The VP debate was almost as thrilling! Unbeknownst to each other, Palin and Biden both felt like they needed to take the edge off beforehand, so they both took massive doses of Ecstasy, hoping to come across as less "angry" on-camera. The result was 90 minutes of the two candidates taking turns rapturously sucking on each other's toes. It was completely horrifying ... and strangely arousing. The two parties' national committees spent the next several days spinning Palin and Biden's foot-fellating prowess.
But presidential candidates aren't the only ones out of their gourd on various substances! For instance, it's a well-known secret around Washington that House Financial Services Committee Chairman Barney Frank, after a hard day of saving the economy, likes to get hepped up on whippits, then wander around his creepy castle dressed like a gay vampire, harassing unsuspecting ordinary Americans who might wander by.
Meanwhile, in the aftermath of the VP debate, Joe Biden, acclimated to the effects of Ecstasy from his nine years on the West Coast rave circuit, was able to shrug off the drug's effects and go back to the campaign. The more innocent Palin was not so lucky.
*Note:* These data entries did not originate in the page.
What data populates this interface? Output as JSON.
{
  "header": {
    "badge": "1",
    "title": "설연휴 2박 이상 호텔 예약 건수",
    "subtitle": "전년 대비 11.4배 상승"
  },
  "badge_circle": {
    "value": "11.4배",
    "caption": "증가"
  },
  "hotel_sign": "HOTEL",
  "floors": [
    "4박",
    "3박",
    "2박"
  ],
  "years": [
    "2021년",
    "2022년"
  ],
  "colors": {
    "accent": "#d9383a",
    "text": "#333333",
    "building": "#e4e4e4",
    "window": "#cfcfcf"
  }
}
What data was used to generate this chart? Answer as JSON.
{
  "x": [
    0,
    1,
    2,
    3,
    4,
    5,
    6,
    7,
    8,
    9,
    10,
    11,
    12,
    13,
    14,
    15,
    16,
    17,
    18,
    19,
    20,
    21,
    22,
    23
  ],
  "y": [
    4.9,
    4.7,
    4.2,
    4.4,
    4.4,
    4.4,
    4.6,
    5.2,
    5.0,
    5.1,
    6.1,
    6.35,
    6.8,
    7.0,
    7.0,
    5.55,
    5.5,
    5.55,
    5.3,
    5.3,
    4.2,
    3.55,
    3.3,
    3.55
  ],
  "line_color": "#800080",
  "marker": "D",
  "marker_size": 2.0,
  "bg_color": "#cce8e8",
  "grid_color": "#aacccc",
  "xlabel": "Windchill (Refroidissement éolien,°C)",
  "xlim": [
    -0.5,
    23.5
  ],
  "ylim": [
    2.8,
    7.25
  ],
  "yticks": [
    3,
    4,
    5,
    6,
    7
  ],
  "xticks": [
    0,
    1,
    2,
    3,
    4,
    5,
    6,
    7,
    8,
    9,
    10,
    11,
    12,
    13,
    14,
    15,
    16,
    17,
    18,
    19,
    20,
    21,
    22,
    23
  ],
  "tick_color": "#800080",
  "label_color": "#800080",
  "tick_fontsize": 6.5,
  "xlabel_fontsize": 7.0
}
Here we see her on day six, dressed as a traditional Alaskan Snow-Furry, wandering cheerfully towards her furry friends. They're terrified of her enormous rifle, of course. Silly furries, that's just how they do it in Alaska! With guns!
With all the "cool kids" doing it, you might now be thinking, "Hey! Maybe I should be on drugs." But this cartoon is proof that you should leave that stuff to the professionals. After all, you might think that looking at John McCain is bad, but if you do mescaline, you'll see his severed, Elephant Man-like head popping out of boxes pretty much everywhere. Is that what you want? Of course not! That's why the key is just to stick with good, old-fashioned booze.